KHSC details funds received over the summer to ‘support growth and care’

Kingston General Hospital, a KHSC site. Photo by Kingstonist.

Kingston Health Science Centre (KHSC) has detailed “significant funding boosts” that the organization has received over the last several months. According to a media release, these funds are aimed at “supporting growth and delivering faster care, closer to home, for patients in southeastern Ontario.”

“Over the last few years, KHSC’s role within the provincial health-care system has grown quite dramatically and I believe this funding is a reflection of the government’s support for the role we play across the entire region,” stated KHSC President and CEO Dr. David Pichora. “As the largest provider of complex and specialized acute care in southeastern Ontario, funding like this allows us to ensure that more patients are receiving the highest quality of care closer to home.”

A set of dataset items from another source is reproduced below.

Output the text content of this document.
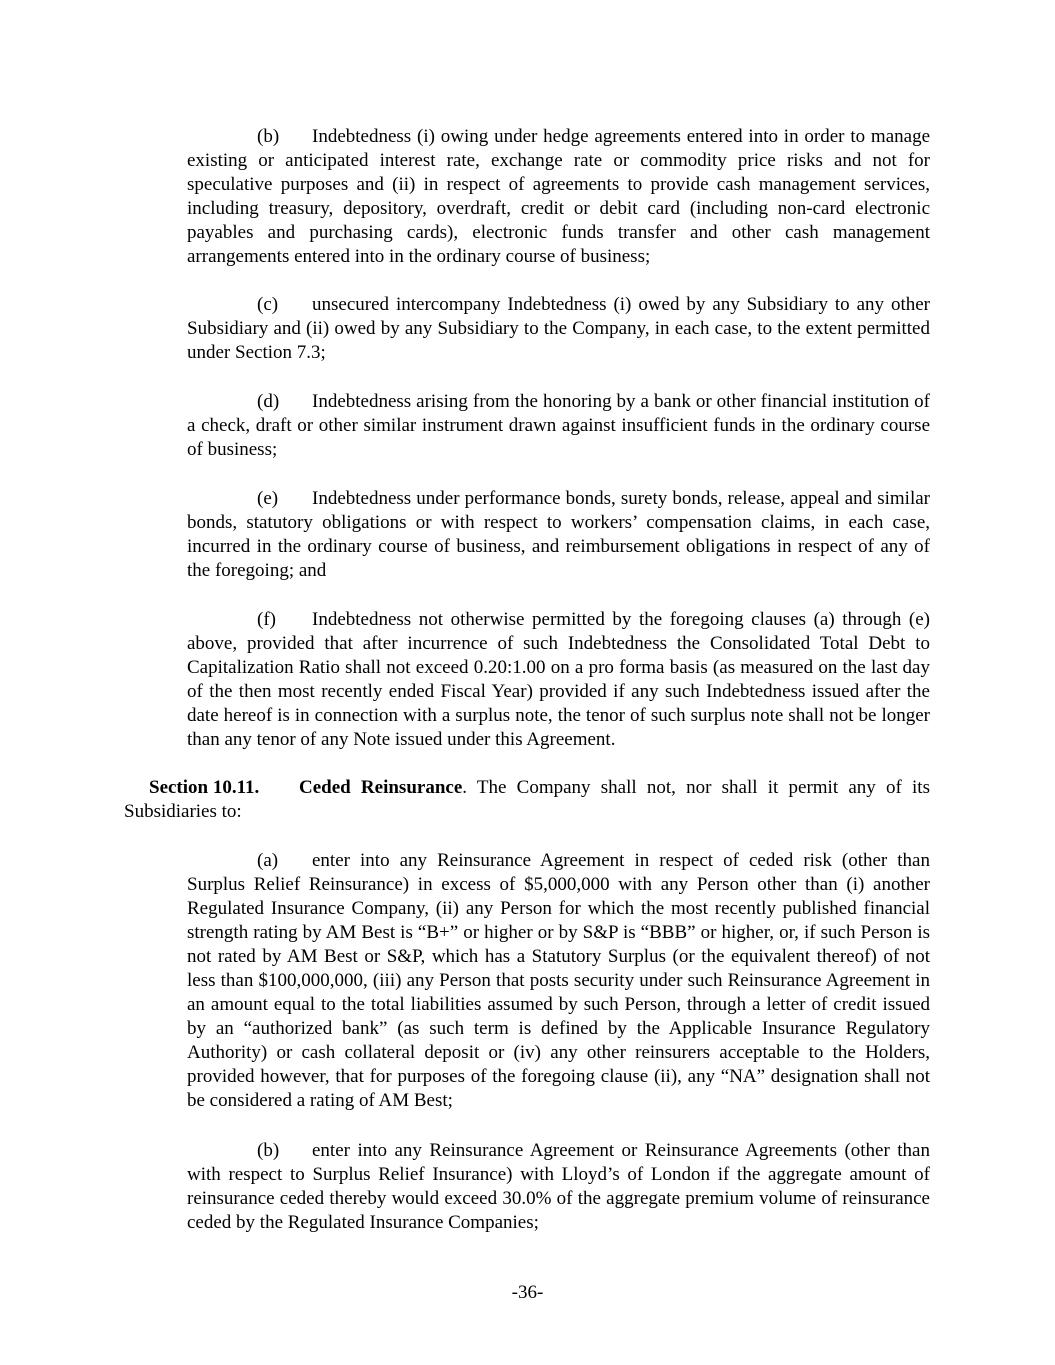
(b) Indebtedness (i) owing under hedge agreements entered into in order to manage existing or anticipated interest rate, exchange rate or commodity price risks and not for speculative purposes and (ii) in respect of agreements to provide cash management services, including treasury, depository, overdraft, credit or debit card (including non-card electronic payables and purchasing cards), electronic funds transfer and other cash management arrangements entered into in the ordinary course of business;

(c) unsecured intercompany Indebtedness (i) owed by any Subsidiary to any other Subsidiary and (ii) owed by any Subsidiary to the Company, in each case, to the extent permitted under Section 7.3;

(d) Indebtedness arising from the honoring by a bank or other financial institution of a check, draft or other similar instrument drawn against insufficient funds in the ordinary course of business;

(e) Indebtedness under performance bonds, surety bonds, release, appeal and similar bonds, statutory obligations or with respect to workers’ compensation claims, in each case, incurred in the ordinary course of business, and reimbursement obligations in respect of any of the foregoing; and

(f) Indebtedness not otherwise permitted by the foregoing clauses (a) through (e) above, provided that after incurrence of such Indebtedness the Consolidated Total Debt to Capitalization Ratio shall not exceed 0.20:1.00 on a pro forma basis (as measured on the last day of the then most recently ended Fiscal Year) provided if any such Indebtedness issued after the date hereof is in connection with a surplus note, the tenor of such surplus note shall not be longer than any tenor of any Note issued under this Agreement.

Section 10.11. Ceded Reinsurance. The Company shall not, nor shall it permit any of its Subsidiaries to:

(a) enter into any Reinsurance Agreement in respect of ceded risk (other than Surplus Relief Reinsurance) in excess of $5,000,000 with any Person other than (i) another Regulated Insurance Company, (ii) any Person for which the most recently published financial strength rating by AM Best is “B+” or higher or by S&P is “BBB” or higher, or, if such Person is not rated by AM Best or S&P, which has a Statutory Surplus (or the equivalent thereof) of not less than $100,000,000, (iii) any Person that posts security under such Reinsurance Agreement in an amount equal to the total liabilities assumed by such Person, through a letter of credit issued by an “authorized bank” (as such term is defined by the Applicable Insurance Regulatory Authority) or cash collateral deposit or (iv) any other reinsurers acceptable to the Holders, provided however, that for purposes of the foregoing clause (ii), any “NA” designation shall not be considered a rating of AM Best;

(b) enter into any Reinsurance Agreement or Reinsurance Agreements (other than with respect to Surplus Relief Insurance) with Lloyd’s of London if the aggregate amount of reinsurance ceded thereby would exceed 30.0% of the aggregate premium volume of reinsurance ceded by the Regulated Insurance Companies;

-36-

KHSC outlined the funding as follows:

  • A two per cent boost in base funding totaling $8 million to account for hospital growth and inflation costs. This is part of an $850 million province-wide investment by the government to ensure all hospitals in Ontario receive a base funding increase as part of ‘A Plan for Connected and Convenient Care.’
  • $3.4 million to fund additional patient care procedures, allowing KHSC to perform more hip and knee replacements, cardiac, spine, cataract and bariatric surgeries this year, as well as additional vagus nerve stimulation procedures for individuals with epilepsy. 
  • $1 million to permanently expand the Pediatric Critical Care Unit (PCCU) at the KGH site by two beds, bringing the capacity of the PCCU to six beds total. KHSC is one of the few hospitals in Ontario that operates a Level II PCCU facility. During the wave of pediatric illnesses last fall, KHSC played a significant role provincially in providing additional capacity to overwhelmed pediatric hospitals elsewhere in the province.
  • $1 million in base funding to expand KHSC’s Critical Care Program by two additional Level 2 cardiovascular beds to support increased capacity for patients who have complex cardiac care needs. This funding brings KHSC to a total of 83 adult critical care beds, spread across its two Intensive Care Units and its Cardiac Sciences Unit. The Critical Care Program serves as a regional resource for individuals from across southeastern Ontario who require complex medical care.

“This is good news for the people of Kingston and surrounding areas that the Kingston Health Sciences Centre serves,” said MPP for Lanark-Frontenac-Kingston, John Jordan. “This funding ensures that our hospitals are up to date and capable of meeting the growing needs of the community. Upgrading and maintaining hospitals and their health care programs is one more way our government is committed to bettering the lives of Ontarians and ensuring they receive exceptional care.”